I skirted the snake in time and moved on. I could have called out the few others who were there and alerted them about the snake. Fearing for its safety I moved on. The snake must have reached safely the other side because a friend who passed the same road a little later told me that there had been no commotion and visible sign of a capture. How daring it was for the snake to take on townsfolk and make itself visible under the streetlights in alien territory!
It moved more like a regular army in combat gear than a guerilla fighter. Two days later I saw a photograph of a python along with a report in the newspaper which said that the bushes around Vellayil railway station had become a hiding place to the python. It is still at large. Or is it? Recently a python was saved and caught from the electric lines. A python doesn't evoke as much fear as a leopard.
It is because of the powerful rounded body that the python resembles the mythical dragon. So china and the python got mixed up in my mind. To children who are raised to look upon their country as a lovable entity, endowed with human qualities, a mauling at the hand of an enemy is catastrophic. Though the conflict between India and China is a distant memory, it still can surprise you as a magazine article like a python on the road at night. The memory of the processions we took out when Pakistan and India fought a war, early in their mutually shared history of animosity, is fresher in the mind. Then we had taken out processions at night, abused Ayub khan, the military ruler of Pakistan and burnt his effigy. That year when China and India locked horns with each other, our school had planned to hold children's day celebrations with music and dramatic was to act in a play with a girl and another boy.' Mother! Holidays are here' was the title of the play. It was about the sad plight of a boy who had to spend his time away from home. It was about longing for home, an enduring theme. Rehearsals had started .It was then that china launched the attack and all celebratory programmers were aborted. Nevertheless to my mind it is as if the drama had gone on stage. But the boy had not reached his home. I could still see those characters transfixed on stage.

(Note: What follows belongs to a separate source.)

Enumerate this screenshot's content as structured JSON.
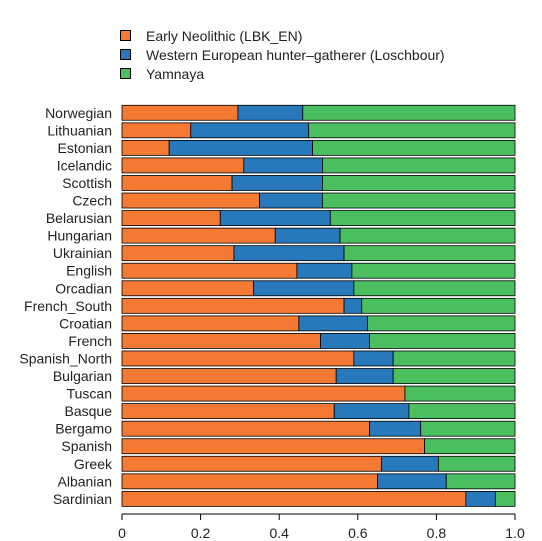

After tensions were eased China and India had regular contacts in various fields. They used to send teams to international football tournaments. Once I had the opportunity to interview some members of a Chinese football team. Gurkhaland agitation was burning then and the Chinese were playing in Siliguri in north Bengal, close to Darjeeling, which was the center point of the agitation. The only unusual feature of that meeting was that we had to conduct the interview in the presence of some intelligence agents from India. Suspicions about the Chinese were so rife then that secret service agents, whom anybody could easily identify, in the hotel and around the team bus, were always on the lookout for some clandestine meetings .it seemed that the Chinese accepted the situation in so far as they would have done the same with the Indians if they visited their country.

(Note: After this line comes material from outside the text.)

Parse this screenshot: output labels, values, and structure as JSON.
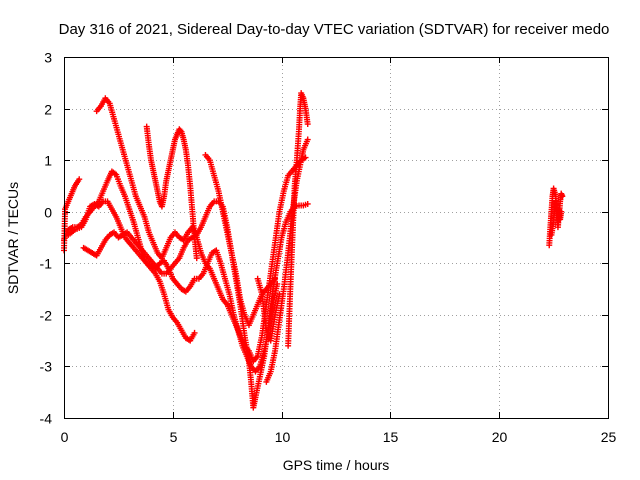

Nehru must have had some special affinity for children. But did Gandhiji or Rajaji love children less? Who knows? Historian Ram Guha says that had Nehru been not there still china and India would have been drawn towards the path of conflict. Historical conditions were such that the border dispute would have escalated into a war. Luckily it ended soon. But Nehru died a broken man betrayed by history. On the day of his death a vehicle fitted with a loudspeaker went along our dusty village road, announcing the prime minister's demise. Usually such a vehicle appeared only when a new film was released in the ramshackle shed of the 'sobha talkies' announcing the film's arrival.V.Vijayan had visualized, in a famous story, a world hit by nuclear devastation where the only two survivors were an Indian man and a Chinese woman. At the end of the story they decide to forego the option of procreation and pull the curtain down on mankind. That time is a distant future. Life does not follow literature. I have a neighbor who is a businessman in china and his wife is from Chinese mainland. They had their wedding in Kerala, the first impression that Emily had about Kerala, she had changed her Chinese name, was the abundance of trees here. Now they have a boy, whom they call Appu at home. He had a customary ponytail of Chinese origin, very authentic, when I last saw him.